レビューとメモ

グンマー(館林中心。たまに栃木)でイラストレーター(というか、デザイナー)を細々とやってる永本の一言レビューとかメモとか覚え書きのようなものです。

アンセルムライラ個展「Into The Void」

 

http://gallery-kaikaikiki.com/category/exhibitions/ex_solo/solo_reyle/into_the_void/

 

 

 すごい鮮やか  ☆☆☆

 

 

 見て来た。

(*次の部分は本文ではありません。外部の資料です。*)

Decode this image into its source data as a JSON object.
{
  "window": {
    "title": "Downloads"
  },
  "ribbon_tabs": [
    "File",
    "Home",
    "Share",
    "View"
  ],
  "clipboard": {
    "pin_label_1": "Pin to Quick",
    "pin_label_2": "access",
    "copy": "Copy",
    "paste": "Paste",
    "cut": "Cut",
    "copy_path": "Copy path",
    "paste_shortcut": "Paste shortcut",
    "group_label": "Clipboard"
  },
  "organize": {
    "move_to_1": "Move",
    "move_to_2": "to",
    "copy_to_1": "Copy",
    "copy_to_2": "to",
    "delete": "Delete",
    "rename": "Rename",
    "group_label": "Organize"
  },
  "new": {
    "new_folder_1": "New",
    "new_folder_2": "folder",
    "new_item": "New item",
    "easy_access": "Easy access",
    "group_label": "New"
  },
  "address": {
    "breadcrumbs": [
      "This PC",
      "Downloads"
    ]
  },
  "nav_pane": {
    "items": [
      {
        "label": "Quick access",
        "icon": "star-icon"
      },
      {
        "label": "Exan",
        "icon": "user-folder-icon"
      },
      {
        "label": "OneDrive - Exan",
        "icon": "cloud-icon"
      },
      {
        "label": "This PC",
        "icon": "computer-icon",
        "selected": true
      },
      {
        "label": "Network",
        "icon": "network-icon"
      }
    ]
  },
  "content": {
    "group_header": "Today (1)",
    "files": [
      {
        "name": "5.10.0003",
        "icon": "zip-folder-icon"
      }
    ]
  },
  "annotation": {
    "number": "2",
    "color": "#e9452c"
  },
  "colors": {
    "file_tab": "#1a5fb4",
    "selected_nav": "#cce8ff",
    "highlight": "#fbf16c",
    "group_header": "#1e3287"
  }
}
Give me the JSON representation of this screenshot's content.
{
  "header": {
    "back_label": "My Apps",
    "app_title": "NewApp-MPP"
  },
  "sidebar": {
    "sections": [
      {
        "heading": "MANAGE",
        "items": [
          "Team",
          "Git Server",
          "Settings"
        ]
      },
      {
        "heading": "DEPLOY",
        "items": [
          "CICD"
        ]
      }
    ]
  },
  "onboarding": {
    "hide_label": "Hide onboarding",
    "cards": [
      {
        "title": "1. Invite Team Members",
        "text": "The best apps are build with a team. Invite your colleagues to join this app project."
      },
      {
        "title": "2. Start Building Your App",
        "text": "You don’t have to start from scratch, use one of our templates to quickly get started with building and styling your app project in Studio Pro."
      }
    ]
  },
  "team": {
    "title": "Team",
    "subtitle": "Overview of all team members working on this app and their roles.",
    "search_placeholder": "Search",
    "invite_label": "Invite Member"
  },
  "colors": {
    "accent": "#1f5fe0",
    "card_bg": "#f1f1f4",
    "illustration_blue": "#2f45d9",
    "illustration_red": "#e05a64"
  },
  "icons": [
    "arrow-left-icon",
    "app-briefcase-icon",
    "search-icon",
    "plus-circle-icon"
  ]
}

カイカイキキギャラリ。一線級の現代アート作品で流石にスゴかった。

 

 

 とにかく、手が鮮やかだなというか、手数が少なく、アイデアが凄いといった印象。もちろん手並みも凄い。

 

 

 何でこんな事思いつくのか?というか、多分いろいろ試行錯誤した末の極地なんだろうけど、単に天才な気もするし。単純にカッコイイというのもある。

 

 

 カッコイイ理由は、過不足ないというか、単に感性の問題でもあるかもしれないけど、余計な事をやってなくて、さらっとしてるので、そこがださくないという事はあるかも。

 

 

 タイトルの「Void」は「空(くう)」という意味だそうだけど、確かに何もないといえば何もなく、これが何だろう?と考える間もなく、最初は単にカッコいいという印象になるかもしれない。

 

 

 ただ、それが故に、写真で見た印象とは結構違って、ガツン!とした感動というよりは、割りとじわじわ「カッコイイ!・・・・ていうか、すげーな」って感想に至っていく所はあるかも。ある意味では、わびさび的な手並みが一番カッコいいポイントかもしれない。

 

 

 こういうのは、今の日本のトレンドの主流とは、多分かけ離れてはいるだろうけど、ある種の方向性における先端のイメージを突っ走ってるなと思うし。こういうのが、正に(ホントの意味で)「現代」アートだなと思う。現代だなーって心の底から思う。こういう作品は、あんまり日本には見当たらないかも。

 

 

 と言いつつ、昨年やったエンライトメント|Enlightenment New Abstractを想起したりもしたか(これは自分の少ない知識の中で一番似ている所といった感じかもしれないけど)

 

 

 いずれにしても、現代では、絵が単純に絵だけではなくなってるというか、単純に形状を描くものでもないし。マテリアルの使い方とかも重要になってるようにも思ったので、すごい考えなきゃいけない事が多いなとは思った。アートの世界ではだけど。

 

 というより、こういうのを見ると、余りにもさらっとしてるので、一所懸命に描いた絵がださくなってしまうというか、そういう面も無きにしもあらずな気がしないでもなく、無茶苦茶な気分になる。

 

 これはロック的といえば、ロック的だからな気もするし。さりとて、感性でやってる感じでもないという気もするし。頭がすごい良いんだろうなーとは思うけど、単なる才能の発露な気もするし。発生が「自然」なのかも。やっぱり、Voidなのか。

 

 

 しかし、こういうビビッドなものは、美術館でなく、ギャラリーの方が先端だなーという事を、つくづく思う展示ではあったかも。刺激があった。NYでは、毎日がこんな感じなのかなー。。。